ORIOLES 3, RAYS 2 (11): Jorge Sosa pitches well, then Tampa Bay gets a walkoff loss.
By MARC TOPKIN, Times Staff Writer
© St. Petersburg Times, published August 23, 2002
BALTIMORE -- For the first three hours, Thursday's game was so crisp and so entertaining and so good, you could forget these were the Rays and the Orioles matched up for the 19th time this season. Forget the starting pitchers were struggling rookies Jorge Sosa and John Stephens. Forget the crowd of 21,447 was the smallest in the 11-season history of Camden Yards.
But when it was over, you couldn't forget how it turned out for the Rays, who lost on the final pitch for the second time in three nights and 11th time this season.
This time it was 3-2 to the Orioles in 11 innings, Tony Batista driving in the winning run from second with a ground ball single off Travis Harper.
"We've been doing this a lot," Rays DH Steve Cox said. "We hang in there, we battle back and this and that, but we lose the game and we go home upset."
Until the end, it was a game both teams had reason to be proud of.
"We might be in more of a mood to appreciate it if we'd come out on top," Rays second baseman Brent Abernathy said.
Sosa, throwing as hard as 95 mph, retired his first 11 before a walk and didn't allow a hit until the fifth on the way to an impressive three-hit, two-run performance over seven innings. Stephens, throwing as slow as 59 mph (and often in the low 60s), had a zero on the board until the sixth.
Jeff Conine got the first hit, a homer that put the Orioles ahead in the fifth. Chris Gomez answered with a homer to lead off the sixth. The Orioles went back ahead when Jerry Hairston homered with two outs in the sixth. The Rays tied it in the seventh when Jared Sandberg walked and stole second and Cox singled him in.

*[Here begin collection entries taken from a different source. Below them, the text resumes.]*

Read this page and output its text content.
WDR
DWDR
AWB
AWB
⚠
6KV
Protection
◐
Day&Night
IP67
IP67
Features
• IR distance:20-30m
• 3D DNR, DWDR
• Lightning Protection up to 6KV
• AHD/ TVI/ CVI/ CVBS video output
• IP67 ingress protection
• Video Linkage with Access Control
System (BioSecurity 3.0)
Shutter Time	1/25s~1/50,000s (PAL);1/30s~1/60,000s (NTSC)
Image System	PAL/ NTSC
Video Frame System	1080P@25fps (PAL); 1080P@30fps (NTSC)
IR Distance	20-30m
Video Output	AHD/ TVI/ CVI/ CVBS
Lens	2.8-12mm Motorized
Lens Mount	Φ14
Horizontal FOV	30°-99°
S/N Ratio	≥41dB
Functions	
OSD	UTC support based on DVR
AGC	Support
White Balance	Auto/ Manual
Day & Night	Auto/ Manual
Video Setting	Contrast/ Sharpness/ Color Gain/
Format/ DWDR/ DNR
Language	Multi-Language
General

Orioles leftfielder Melvin Mora robbed Abernathy of an extra-base hit in the sixth, running nearly to the foul line and making a fully extended diving catch. Rays rookie leftfielder Carl Crawford paid Mora back the next inning, sprinting in to make a diving catch that denied Mora a hit. Batista made a slick grab to start a key double play, with shortstop Mike Bordick surviving a hard slide by Randy Winn, to end the 11th.
Relievers B.J. Ryan and Willis Roberts got the Orioles out of a jam in the seventh. Wilson Alvarez gave the Rays three scoreless innings of relief.
"It would have been a great one to win," Harper said.
The winning rally actually started with out in the 11th when a fan ran on the field and did a brief jig, some robot moves and a moonwalk at second base.
"He needs to go get some dancing lessons," Abernathy said. "I don't know what he was trying to do, but whatever he was doing it wasn't working for him. Now he can work on it in a jail cell."
Hairston reached on an infield single, sliding headfirst to beat a throw from Sandberg, who dived to snare the ball and scrambled to his feet. After Gary Matthews singled to left, the Rays tried to set up Batista to ground into a double play.
"We did exactly what we wanted," catcher John Flaherty said. "We were hoping he'd hit a ground ball to the left side of the infield, and he did. But it found a hole."
After winning Monday, the Rays lost three straight here on essentially the final play. Tuesday they blew a ninth-inning lead and lost on a walkoff home run, Wednesday they had the bases loaded in the ninth with one out and couldn't score, and Thursday the Orioles executed perfectly.
Manager Hal McRae, without much other choice, took solace in how his team keeps battling.
"The ground ball could have been at someone and it could have been a double play and we'd still be playing, so we forced them to beat us," McRae said. "These were exciting games, close games. We could have won them all."
But, as usual, the Rays made some mistakes along the way. The most glaring Thursday came in the middle of a ninth-inning rally.
The Rays had first and second with one out when Cox grounded to first and Conine's throw to start a double play was high and wide of second. But Sandberg, intent on taking out Bordick, didn't realize he was safe and was tagged out after oversliding the base.
"We're experiencing some growing pains, and that's the way it's going to be," McRae said. "You hope when a mistake like that is made we don't repeat it, that we learn from that mistake."